Les tasers font partie de la catégorie d'armes de "pistolets à impulsion électrique". Voici leur fonctionnement :
- Le mode contact : des décharges très douloureuses sont directement infligées à la personne, en enfonçant l’arme dans certaines parties de son corps.
- Le mode distance : deux aiguillons reliés à l’arme par des câbles fins sont projetés sur la personne et lui infligent une décharge électrique au moment de l’impact.
En France en 2023, le taser est majoritairement utilisé en mode contact, à hauteur de 48% contre 24% en mode à distance, selon le rapport de l’IGPN de 2025).
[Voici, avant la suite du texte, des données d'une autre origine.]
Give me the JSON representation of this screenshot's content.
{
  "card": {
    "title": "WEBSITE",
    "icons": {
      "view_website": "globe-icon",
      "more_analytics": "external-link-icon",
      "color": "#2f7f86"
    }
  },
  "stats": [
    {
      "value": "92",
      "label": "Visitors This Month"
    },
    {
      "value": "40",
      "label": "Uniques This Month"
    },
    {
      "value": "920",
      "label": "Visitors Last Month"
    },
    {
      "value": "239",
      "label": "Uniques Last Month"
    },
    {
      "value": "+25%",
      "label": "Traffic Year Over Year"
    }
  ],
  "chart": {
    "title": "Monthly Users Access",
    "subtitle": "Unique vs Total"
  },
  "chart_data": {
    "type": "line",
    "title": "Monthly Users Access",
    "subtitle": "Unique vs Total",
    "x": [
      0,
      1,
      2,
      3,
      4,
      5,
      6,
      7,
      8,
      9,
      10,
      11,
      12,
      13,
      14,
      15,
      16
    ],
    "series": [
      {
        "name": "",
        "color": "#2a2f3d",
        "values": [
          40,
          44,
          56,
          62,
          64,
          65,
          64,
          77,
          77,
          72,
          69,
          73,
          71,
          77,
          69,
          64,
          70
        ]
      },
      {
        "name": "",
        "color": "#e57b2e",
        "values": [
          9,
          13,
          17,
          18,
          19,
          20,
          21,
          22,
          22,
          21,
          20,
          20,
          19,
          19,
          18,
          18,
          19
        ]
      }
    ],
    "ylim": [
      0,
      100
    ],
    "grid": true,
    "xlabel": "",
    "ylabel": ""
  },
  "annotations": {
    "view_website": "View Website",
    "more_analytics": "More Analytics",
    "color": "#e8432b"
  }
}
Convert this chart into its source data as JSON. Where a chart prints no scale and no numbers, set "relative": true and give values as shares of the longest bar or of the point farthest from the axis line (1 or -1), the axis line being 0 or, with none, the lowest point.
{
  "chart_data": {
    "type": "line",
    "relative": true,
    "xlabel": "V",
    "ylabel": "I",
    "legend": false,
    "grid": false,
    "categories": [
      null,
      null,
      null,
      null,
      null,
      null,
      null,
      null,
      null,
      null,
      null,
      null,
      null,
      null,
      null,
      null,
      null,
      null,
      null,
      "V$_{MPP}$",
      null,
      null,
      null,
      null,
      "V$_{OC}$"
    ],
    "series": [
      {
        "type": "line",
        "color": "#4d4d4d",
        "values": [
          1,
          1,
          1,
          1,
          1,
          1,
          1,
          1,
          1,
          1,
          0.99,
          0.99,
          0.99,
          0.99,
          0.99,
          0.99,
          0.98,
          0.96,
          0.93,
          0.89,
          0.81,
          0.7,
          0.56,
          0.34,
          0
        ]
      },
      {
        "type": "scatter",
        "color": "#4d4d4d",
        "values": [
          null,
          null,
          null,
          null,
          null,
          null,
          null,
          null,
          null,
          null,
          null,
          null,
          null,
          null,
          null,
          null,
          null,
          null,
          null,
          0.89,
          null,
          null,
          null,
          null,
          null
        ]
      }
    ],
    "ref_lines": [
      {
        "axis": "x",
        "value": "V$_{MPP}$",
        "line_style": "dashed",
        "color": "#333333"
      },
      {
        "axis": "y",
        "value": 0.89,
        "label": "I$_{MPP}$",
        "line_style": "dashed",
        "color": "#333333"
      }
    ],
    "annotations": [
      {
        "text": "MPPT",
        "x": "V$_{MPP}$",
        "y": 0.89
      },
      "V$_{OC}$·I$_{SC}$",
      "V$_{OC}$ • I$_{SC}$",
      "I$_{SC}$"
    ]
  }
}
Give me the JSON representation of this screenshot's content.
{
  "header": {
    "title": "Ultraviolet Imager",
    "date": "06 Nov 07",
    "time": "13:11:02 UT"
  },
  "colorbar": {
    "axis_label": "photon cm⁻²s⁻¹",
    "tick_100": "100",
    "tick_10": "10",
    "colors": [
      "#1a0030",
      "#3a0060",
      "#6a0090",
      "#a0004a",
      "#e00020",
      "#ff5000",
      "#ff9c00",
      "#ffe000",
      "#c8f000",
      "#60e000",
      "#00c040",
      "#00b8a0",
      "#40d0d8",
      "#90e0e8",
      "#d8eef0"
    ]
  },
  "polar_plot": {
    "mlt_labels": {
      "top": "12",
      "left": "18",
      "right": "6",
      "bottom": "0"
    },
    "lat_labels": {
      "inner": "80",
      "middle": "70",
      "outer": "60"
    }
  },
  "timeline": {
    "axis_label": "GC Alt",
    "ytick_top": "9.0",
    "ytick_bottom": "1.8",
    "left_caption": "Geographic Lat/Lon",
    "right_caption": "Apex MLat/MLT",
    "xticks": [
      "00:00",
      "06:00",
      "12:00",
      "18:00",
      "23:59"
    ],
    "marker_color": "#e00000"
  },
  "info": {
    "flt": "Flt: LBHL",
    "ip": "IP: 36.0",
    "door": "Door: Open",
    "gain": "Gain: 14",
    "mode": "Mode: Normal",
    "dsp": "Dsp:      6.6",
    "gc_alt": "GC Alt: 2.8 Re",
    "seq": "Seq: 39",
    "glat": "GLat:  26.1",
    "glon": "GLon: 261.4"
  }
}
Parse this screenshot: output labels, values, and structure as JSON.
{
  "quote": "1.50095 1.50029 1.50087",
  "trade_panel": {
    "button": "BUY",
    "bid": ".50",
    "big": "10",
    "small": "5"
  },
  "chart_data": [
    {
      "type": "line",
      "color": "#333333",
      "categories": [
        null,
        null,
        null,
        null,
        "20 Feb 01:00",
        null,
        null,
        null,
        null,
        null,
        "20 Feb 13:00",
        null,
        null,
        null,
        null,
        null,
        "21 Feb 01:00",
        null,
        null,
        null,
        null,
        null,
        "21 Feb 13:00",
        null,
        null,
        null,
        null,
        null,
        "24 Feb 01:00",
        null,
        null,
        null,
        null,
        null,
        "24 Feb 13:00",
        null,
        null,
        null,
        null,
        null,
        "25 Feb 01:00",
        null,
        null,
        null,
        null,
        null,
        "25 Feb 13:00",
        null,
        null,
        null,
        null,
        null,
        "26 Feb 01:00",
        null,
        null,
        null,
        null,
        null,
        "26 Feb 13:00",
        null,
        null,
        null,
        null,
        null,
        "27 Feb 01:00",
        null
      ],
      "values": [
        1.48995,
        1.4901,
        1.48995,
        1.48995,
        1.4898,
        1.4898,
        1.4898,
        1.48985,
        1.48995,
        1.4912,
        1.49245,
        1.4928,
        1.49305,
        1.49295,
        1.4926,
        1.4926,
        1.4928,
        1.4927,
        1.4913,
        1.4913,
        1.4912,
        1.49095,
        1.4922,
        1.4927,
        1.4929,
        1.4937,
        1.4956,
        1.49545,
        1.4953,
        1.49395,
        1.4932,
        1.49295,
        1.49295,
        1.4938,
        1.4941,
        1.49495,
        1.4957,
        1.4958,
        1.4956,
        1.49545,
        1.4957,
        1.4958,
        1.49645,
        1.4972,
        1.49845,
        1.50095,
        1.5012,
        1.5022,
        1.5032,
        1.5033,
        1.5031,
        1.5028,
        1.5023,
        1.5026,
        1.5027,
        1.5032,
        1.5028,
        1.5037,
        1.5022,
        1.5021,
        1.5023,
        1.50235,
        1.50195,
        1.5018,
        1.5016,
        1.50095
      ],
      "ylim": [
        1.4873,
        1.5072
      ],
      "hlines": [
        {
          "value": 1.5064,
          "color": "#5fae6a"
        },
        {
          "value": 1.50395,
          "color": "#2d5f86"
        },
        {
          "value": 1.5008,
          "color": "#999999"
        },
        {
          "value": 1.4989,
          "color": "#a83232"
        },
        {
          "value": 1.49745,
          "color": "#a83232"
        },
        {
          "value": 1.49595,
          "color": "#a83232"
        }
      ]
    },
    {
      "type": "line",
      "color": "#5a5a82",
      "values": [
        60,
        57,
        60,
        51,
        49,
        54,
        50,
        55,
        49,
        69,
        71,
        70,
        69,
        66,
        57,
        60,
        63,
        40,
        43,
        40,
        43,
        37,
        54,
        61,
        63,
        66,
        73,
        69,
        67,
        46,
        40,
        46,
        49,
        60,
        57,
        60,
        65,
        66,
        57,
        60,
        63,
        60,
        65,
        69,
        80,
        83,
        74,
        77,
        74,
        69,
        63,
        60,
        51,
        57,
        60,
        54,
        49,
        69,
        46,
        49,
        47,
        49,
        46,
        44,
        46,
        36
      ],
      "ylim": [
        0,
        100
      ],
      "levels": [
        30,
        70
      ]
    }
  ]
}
Nous demandons l’interdiction de ce mode contact pour son caractère intrinsèquement abusif, et nous demandons un encadrement plus strict des usages du mode à distance.
En Iran, des manifestants ciblés
Lors du soulèvement « Femme, Vie, Liberté » lancé en septembre 2022 en Iran, des militaires du bataillon Bassidj du Corps des gardiens de la révolution islamique (CGRI) ont forcé plusieurs garçons à se tenir en ligne avec des détenus adultes, jambes écartées, pour recevoir sur les parties génitales des décharges électriques administrées avec des pistolets à impulsion électrique, de type taser.
Dans un autre cas documenté par nos équipes, plusieurs écoliers ont été enlevés après avoir écrit sur un mur le slogan de protestation « Femme, Vie, Liberté ». « Ils m’ont frappé au visage avec la crosse d’un fusil, infligé des décharges dans le dos et asséné des coups de matraque sur la plante des pieds et sur les mains... » témoigne l’un des garçons dans notre rapport.
Alors que le taser est une arme dite à « létalité réduite » qui doit être utilisée uniquement en cas de dernier recours, si et seulement si, la personne représente un « danger grave et imminent », notre rapport révèle bien que ce type d’arme est utilisé comme une « menace » ou une « pression », de manière punitive par les forces de l’ordre, et régulièrement sur des personnes qui ne représentent aucun danger.
Le besoin de régulation
Cette nouvelle enquête souligne aussi l’importance qu’un traité mondial soit adopté pour réglementer la production et le commerce incontrôlés des armes à létalité réduite. Par les Etats d’abord. C’est pourquoi nous portons, avec plus de 80 organisations de la société civile, une campagne pour que l’ONU adopte un traité fort, et contraignant, qui imposerait des interdictions et des contrôles dans le monde entier sur un vaste éventail d’équipements de maintien de l’ordre, dont les armes et équipements à impulsion électrique.
Les entreprises doivent aussi mettre en place de solides procédures pour respecter la diligence requise en matière de droits humains, pour que leurs produits et services ne soient pas utilisés à mauvais escient à des fins de torture et d’autres mauvais traitements.
La France est le premier producteur européen, via ses entreprises, d’armes à impulsion électrique en mode contact. Et au niveau mondial, la France est cinquième, après la Chine, USA, Inde et Taïwan.
Pour un contrôle des armes à létalité réduite !
Au vu de la dangerosité des armes à létalité réduite, nous avons besoin, sans attendre, d’un traité mondial fort et juridiquement contraignant qui régirait leur commerce.